Parsi quotes former Israeli deputy minister of defense Efraim Sneh to show that what Israel really fears is the undermining of its role as a dominant regional power. Sneh said, in an interview conducted for this book:
I don’t want the Israeli-Palestinian negotiations to be held under the shadow of an Iranian nuclear bomb.
Parsi also maintains that Israel has long feared that it might one day be abandoned by the US. He quotes a prediction made by an advisor to Netanyahu:
The Great Satan will make up with Iran and forget about Israel.
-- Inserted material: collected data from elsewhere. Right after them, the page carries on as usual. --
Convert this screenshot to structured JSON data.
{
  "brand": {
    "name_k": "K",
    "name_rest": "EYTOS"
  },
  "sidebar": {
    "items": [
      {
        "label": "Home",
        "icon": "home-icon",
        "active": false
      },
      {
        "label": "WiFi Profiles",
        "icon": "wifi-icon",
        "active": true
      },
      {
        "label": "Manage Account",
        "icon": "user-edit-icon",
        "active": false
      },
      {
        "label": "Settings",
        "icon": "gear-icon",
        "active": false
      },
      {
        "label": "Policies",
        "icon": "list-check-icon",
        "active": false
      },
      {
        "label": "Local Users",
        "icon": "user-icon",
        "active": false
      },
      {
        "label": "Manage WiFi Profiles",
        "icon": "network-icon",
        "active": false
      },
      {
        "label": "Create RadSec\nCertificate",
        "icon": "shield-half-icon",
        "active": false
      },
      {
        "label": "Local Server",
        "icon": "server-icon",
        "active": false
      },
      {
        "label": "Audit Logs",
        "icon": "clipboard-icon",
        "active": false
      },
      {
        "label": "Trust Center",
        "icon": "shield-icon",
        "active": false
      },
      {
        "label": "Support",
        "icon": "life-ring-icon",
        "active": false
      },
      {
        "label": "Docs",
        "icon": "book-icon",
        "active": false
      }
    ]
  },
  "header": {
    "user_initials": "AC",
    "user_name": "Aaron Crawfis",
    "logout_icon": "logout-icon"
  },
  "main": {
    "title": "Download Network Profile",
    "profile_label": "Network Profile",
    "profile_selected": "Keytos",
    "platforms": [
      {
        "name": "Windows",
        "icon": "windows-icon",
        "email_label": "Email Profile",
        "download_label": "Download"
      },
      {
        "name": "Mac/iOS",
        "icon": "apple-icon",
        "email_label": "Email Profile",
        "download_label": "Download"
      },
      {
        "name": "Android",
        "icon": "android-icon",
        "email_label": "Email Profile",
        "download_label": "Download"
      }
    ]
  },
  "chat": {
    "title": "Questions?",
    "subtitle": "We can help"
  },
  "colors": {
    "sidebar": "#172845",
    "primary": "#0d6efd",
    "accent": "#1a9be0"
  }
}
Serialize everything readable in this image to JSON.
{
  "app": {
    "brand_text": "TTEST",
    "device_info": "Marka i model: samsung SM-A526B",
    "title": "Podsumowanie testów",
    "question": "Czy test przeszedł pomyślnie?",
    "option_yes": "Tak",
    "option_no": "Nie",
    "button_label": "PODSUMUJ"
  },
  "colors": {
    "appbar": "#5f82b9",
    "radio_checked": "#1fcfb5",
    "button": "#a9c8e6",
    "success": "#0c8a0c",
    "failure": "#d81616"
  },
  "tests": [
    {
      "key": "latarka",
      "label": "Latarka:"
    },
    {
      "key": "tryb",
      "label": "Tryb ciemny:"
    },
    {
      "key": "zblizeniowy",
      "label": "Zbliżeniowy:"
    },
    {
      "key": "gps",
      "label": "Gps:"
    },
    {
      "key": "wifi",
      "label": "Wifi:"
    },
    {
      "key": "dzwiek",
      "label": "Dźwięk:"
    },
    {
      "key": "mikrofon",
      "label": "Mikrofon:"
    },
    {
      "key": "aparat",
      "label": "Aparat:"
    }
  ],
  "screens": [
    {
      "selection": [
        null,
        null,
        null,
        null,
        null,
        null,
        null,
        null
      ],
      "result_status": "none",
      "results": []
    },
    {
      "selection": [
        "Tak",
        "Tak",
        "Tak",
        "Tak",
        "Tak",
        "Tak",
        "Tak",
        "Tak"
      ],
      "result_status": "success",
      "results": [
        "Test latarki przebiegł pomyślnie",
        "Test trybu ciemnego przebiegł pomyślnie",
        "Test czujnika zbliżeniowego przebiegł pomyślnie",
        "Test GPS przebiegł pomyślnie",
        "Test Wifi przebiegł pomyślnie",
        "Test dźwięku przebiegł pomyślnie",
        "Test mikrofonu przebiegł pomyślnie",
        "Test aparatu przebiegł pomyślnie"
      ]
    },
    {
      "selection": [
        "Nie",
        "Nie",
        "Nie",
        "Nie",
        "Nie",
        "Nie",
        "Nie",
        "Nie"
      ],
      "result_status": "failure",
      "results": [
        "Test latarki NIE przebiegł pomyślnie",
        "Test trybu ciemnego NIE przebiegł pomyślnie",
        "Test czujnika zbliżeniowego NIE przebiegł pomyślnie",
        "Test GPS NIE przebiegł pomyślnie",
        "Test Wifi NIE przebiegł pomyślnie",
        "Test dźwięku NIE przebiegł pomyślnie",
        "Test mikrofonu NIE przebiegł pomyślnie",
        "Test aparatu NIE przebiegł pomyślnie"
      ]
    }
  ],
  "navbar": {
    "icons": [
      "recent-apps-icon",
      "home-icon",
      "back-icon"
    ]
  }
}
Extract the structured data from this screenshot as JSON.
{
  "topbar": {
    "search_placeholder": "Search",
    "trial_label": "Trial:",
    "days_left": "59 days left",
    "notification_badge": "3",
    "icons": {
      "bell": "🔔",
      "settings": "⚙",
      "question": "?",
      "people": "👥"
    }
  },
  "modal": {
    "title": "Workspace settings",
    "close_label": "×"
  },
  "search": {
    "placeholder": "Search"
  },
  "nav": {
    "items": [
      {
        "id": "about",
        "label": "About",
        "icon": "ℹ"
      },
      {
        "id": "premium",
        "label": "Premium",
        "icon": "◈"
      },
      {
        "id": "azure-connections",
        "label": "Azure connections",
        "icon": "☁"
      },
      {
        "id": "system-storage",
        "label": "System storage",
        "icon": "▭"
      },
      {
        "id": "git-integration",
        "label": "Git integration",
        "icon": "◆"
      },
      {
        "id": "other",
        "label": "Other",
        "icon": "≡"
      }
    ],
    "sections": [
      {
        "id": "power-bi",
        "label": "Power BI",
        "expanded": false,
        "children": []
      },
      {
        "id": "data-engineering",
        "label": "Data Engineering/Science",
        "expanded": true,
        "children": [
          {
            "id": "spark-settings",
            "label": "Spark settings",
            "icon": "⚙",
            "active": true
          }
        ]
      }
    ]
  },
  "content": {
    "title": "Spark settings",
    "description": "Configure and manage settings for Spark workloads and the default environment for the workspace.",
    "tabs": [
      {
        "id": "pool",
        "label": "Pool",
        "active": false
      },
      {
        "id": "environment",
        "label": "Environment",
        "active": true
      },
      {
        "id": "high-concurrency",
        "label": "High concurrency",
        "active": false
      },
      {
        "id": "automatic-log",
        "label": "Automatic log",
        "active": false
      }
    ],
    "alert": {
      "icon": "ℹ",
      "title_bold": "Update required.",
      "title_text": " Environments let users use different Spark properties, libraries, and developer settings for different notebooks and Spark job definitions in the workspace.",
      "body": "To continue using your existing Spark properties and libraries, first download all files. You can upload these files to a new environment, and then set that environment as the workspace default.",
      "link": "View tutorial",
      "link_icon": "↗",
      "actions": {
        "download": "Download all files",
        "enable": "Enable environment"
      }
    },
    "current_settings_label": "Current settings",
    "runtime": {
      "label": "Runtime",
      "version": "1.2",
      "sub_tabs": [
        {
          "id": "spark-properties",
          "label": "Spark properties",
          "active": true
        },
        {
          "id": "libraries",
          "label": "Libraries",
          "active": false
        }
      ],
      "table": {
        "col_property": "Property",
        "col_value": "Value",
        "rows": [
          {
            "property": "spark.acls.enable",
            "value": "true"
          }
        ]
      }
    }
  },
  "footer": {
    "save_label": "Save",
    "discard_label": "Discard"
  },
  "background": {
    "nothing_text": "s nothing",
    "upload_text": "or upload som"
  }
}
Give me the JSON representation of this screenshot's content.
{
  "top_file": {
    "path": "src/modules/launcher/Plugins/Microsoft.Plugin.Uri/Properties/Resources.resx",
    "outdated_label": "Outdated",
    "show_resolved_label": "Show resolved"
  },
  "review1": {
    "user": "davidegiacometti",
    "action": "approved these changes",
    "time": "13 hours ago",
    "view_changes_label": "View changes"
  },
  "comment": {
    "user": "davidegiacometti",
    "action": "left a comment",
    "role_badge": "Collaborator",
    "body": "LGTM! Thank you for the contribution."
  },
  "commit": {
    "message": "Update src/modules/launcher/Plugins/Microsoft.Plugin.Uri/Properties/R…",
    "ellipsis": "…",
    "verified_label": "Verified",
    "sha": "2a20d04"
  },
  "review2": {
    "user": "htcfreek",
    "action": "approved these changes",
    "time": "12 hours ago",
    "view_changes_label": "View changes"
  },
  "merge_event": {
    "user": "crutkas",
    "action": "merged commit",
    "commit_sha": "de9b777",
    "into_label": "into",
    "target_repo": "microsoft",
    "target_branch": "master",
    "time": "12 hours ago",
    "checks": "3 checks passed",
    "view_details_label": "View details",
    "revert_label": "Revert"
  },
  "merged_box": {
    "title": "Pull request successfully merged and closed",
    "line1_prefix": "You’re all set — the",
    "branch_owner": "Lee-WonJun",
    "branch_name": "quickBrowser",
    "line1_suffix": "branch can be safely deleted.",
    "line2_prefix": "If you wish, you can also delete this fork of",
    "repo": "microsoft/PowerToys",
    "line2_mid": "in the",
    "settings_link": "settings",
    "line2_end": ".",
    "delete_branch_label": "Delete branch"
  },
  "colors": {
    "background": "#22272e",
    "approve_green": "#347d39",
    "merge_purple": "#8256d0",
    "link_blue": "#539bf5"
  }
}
Moreover, he argues that if the goal of sanctions is to oust the current Iranian government, it will do little to end Iran’s nuclear ambitions since nearly all segments of Iranian society, including the reformist Green Movement, support Iran’s quest for a civilian nuclear energy program. In fact, Parsi shows, many reform leaders attacked Ahmadinejad for making too many concessions in the negotiations. Parsi’s book fails to analyse the series of events that occurred during Bush 43’s last year in office, when Israel proposed a joint preemptive air strike against Iran. The Bush administration turned down the request, but agreed instead to conduct a joint covert campaign of sabotage against Iran. According to Andrew Cockburn, Bush issued a “finding” that gave executive approval to assassinations, even though an executive order issued in the 1970s forbids political assassinations. This covert war, still being waged against Iran, has significantly increased the likelihood of open warfare.